Welcome to tidyr Tutorial!

Tidy data describes a standard way of storing data that is used wherever possible throughout the tidyverse. The tidy structure facilitates easier manipulation, visualization, and modeling, enabling efficient and reproducible data analysis pipelines.

A dataset is considered tidy if it meets the following three criteria:

  • Each variable is a column; each column is a variable.
  • Each observation is a row; each row is an observation.
  • Each value is a cell; each cell is a single value.

The goal of tidyr is to help you create tidy data frames. The easiest way to get tidyr is to install the whole tidyverse:

install.packages("tidyverse")

Alternatively, install just the tidyr package:

install.packages("tidyr")

Content of the tidyr tutorial

This tutorial will systematically cover the following topics with detailed instructions and enriched examples:

Pivot dataset into longer or wider format

pivot_longer() reshapes dataset into a “longer” format. It is one of the most important tidyr functions, a silver bullet that turns messy data into tidy structure. Given the paramount importance and high versatility of this function, and the great complexity of dataset you can encounter in real-world analysis, we’ll use 4 short tutorials to explain this function from the basics to advanced techniques.

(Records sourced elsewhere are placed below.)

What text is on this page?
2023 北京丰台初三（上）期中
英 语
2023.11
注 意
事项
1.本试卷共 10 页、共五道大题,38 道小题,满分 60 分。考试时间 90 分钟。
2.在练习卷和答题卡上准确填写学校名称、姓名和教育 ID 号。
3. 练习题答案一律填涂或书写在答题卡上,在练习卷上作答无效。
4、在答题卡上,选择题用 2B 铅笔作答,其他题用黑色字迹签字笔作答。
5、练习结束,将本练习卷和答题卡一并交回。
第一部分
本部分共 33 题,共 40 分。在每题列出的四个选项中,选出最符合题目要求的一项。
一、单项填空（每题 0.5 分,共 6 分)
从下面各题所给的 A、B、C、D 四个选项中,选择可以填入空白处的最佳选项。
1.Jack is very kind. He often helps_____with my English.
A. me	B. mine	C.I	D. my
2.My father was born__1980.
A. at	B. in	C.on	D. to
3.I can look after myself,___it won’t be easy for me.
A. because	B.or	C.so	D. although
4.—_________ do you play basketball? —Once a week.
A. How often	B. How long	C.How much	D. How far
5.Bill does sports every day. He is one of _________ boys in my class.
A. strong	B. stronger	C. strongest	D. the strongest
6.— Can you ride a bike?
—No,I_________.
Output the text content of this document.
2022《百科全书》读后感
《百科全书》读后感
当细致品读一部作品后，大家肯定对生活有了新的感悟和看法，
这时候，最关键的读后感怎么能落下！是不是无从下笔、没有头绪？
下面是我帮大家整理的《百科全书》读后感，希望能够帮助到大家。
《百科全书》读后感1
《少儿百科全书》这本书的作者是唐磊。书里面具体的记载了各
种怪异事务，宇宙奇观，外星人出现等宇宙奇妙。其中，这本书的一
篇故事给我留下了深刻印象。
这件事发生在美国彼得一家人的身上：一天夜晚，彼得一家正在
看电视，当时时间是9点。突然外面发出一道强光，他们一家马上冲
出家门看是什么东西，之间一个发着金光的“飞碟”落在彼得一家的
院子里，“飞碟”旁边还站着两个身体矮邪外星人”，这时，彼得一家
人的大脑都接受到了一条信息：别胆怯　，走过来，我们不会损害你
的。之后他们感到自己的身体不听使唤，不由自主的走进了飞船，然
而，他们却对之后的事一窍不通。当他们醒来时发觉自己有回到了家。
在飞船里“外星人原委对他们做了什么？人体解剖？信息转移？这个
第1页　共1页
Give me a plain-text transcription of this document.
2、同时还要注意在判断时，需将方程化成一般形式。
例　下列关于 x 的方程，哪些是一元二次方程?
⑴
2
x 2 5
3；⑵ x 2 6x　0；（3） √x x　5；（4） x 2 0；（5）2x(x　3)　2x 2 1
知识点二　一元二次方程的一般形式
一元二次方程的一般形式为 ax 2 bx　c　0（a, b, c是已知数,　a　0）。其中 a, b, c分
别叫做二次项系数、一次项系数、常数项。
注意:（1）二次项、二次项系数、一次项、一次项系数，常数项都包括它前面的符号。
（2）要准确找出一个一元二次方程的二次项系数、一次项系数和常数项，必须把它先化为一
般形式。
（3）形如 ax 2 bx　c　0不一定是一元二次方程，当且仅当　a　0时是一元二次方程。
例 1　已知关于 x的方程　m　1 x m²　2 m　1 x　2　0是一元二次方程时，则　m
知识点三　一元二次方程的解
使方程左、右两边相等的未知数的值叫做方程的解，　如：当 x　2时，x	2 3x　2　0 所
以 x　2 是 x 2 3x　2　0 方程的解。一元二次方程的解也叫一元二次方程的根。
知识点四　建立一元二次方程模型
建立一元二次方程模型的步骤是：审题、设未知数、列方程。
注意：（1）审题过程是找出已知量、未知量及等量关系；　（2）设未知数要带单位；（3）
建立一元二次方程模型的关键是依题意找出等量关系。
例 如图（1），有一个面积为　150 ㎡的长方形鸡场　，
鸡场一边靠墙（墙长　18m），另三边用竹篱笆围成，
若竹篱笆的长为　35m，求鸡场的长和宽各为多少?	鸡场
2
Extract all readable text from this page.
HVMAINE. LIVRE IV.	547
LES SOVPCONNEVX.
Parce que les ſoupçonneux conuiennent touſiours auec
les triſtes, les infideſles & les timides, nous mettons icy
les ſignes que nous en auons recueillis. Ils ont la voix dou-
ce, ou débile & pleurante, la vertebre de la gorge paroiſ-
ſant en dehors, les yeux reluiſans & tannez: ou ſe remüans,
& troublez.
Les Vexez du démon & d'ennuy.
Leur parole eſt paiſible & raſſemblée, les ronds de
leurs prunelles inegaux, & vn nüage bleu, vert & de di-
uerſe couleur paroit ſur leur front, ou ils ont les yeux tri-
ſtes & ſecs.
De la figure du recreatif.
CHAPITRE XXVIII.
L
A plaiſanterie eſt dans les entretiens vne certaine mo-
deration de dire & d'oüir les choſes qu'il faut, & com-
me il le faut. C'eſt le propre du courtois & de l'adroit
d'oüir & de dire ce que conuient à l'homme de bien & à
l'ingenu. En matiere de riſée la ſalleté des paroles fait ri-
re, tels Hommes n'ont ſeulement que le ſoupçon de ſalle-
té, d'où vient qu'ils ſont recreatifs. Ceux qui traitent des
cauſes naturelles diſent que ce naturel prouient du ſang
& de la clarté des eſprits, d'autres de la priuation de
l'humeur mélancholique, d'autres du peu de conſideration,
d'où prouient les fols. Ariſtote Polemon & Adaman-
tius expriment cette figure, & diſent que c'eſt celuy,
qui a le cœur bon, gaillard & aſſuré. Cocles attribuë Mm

pivot_wider() reshapes the dataset into a “wider” format for summary presentation and analysis by many other tools. We’ll spend 3 tutorials to develop an in-depth discussion.

Columns manipulation:

  • unite(): Unite multiple columns into one column
  • separate(): Split a single column into multiple ones

Handle missing values NA:

  • drop_na(): Remove Rows Containing missing values
  • fill(): Fill up missing values with previous or following values
  • replace_na(): Replace missing values with specified values

Create all possible combinations of selected variables. We’ll spend three sections to discuss this topic:

  • expand(): Create all possible combinations between levels of the selected columns of an input dataset. We’ll also discuss nesting() used inside expand() to generate combinations already present in the dataset; and combine expand() with *_join() functions in the dplyr package to create useful applications.
  • expand_grid(): Create combinations from vectors.